Gibiru uses featured ads to make money. They also seem to use your IP address to target you with these ads. In other words, they seem to, at least temporarily, store this information. They recommend incorporating their search engine into the Firefox browser for enhanced anonymity.
SearX is the most malleable of all private search engines. It is a metasearch engine, meaning that it aggregates search results from a number of search engines. The selling point of SearX is that you can choose which search engines you want to use. There are a number of other settings that you can use to personalize SearX.
By default, SearX does not autocomplete your search results; however, you can enable this feature and even choose which search engine you want to do the autocomplete function. All custom settings are saved in your browser, not on the SearX website. You can also filter search results in a variety of ways not offered by other private search engines. SearX is based on open source code so it does not give you any ads. It does, however, ask for donations. Nonetheless, you could make a good argument for SearX being the best search engine available anywhere, encrypted or not.

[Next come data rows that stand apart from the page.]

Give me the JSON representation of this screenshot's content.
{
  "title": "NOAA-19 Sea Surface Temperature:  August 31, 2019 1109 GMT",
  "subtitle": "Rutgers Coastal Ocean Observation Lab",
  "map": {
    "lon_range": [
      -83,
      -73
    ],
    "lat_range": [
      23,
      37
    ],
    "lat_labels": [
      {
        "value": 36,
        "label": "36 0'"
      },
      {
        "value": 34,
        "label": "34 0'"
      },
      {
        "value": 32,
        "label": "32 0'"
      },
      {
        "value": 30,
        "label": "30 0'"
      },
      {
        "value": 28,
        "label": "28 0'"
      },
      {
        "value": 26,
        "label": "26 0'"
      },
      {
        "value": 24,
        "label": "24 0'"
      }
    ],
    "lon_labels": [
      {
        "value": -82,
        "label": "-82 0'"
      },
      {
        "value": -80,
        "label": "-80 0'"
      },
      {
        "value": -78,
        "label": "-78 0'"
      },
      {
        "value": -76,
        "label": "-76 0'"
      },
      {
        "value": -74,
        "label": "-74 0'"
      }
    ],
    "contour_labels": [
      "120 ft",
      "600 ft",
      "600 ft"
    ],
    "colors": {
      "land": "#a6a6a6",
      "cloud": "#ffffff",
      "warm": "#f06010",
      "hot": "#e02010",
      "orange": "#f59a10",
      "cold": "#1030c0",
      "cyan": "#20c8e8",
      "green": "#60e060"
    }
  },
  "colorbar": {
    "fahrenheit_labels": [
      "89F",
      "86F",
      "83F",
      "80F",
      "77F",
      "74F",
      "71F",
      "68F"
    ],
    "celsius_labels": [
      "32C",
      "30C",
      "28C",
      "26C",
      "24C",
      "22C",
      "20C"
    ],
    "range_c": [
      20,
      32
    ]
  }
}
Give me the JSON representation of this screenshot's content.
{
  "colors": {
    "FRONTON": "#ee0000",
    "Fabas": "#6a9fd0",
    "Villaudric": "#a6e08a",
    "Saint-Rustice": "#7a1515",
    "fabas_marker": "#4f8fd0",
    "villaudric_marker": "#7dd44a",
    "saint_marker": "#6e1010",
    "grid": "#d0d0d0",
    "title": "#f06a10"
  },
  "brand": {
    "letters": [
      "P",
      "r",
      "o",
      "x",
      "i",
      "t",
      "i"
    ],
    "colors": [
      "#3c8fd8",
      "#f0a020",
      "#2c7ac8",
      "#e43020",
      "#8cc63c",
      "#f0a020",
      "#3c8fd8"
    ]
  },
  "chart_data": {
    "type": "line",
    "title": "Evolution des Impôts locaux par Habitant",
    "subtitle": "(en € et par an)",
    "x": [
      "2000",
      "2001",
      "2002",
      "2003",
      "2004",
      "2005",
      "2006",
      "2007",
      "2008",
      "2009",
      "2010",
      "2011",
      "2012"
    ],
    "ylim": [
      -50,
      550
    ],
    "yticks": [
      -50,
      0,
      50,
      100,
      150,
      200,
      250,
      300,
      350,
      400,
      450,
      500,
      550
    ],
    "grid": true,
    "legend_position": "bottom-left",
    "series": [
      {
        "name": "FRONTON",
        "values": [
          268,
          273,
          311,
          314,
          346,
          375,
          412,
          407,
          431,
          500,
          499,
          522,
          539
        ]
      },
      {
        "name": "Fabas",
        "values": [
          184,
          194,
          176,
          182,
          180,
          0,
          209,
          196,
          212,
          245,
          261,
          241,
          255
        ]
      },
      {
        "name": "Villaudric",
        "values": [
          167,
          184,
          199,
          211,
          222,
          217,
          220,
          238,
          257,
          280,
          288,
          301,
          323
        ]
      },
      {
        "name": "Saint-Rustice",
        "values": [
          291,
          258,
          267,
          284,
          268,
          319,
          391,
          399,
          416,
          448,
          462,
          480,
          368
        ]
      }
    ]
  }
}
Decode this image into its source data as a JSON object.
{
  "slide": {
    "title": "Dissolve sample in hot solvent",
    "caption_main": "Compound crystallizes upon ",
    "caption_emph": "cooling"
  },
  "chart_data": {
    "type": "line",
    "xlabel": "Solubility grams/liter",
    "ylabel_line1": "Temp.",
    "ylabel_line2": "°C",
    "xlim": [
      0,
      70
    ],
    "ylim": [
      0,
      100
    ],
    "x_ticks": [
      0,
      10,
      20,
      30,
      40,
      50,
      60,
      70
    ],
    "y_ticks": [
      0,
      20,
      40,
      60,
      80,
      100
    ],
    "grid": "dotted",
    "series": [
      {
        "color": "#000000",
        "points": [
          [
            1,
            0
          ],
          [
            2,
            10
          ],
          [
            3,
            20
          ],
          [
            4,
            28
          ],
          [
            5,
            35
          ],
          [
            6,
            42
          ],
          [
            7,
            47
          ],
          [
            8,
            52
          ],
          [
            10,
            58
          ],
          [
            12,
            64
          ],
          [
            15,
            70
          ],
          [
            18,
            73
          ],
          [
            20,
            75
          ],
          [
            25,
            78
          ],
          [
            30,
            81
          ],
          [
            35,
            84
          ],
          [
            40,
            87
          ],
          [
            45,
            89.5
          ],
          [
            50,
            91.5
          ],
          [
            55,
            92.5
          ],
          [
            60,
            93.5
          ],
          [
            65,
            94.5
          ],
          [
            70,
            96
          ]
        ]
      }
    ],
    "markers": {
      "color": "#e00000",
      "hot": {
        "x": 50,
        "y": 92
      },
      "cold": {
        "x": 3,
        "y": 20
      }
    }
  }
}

Other Notable Private Search Engines
Search Encrypt is often mentioned when people write about private search engines. It has the advantage of encrypting your search terms before it searches, thus, adding another layer of anonymity to your searching. On the other hand, it is not configurable. You get the search results it wants to give you, and, in my opinion, these are often lacking. Search Encrypt can be integrated with your browser (Chrome and Firefox), but users complain that it interferes with search results more than it helps. Some claim it acts more like malware, but this may be because it predetermines which sites are free of tracking and will not suggest them. It is supported by ads in the search results.
Qwant is a French-based private search engine which seems to be growing in popularity. Those who want to avoid U.S.-based servers may find it attractive. The search results are fair, but a multiple of filters can be applied. It does use autocomplete, but it is impossible to tell if this is biased, because it cuts out early when typing in a search phrase. It does offer paid ads mixed in among the search results and they are not all that obvious.
All of the private search engines mentioned in this post will protect your search results from being used to build a profile of you that can subsequently be sold to advertisers. Some simply offer more features than others. Just like a VPN, there is no way to ensure that they keep their end of the bargain, but if you find you are being targeted with ads through your searches, be suspicious. Keep in mind that once you click on a website in the search, you are on your own. The search engines only protect your searches from being monetized and nothing more. Add a VPN and even Tor browser into the mix if you are looking for the best privacy you can get. However, keep in mind that absolute privacy may still be unattainable.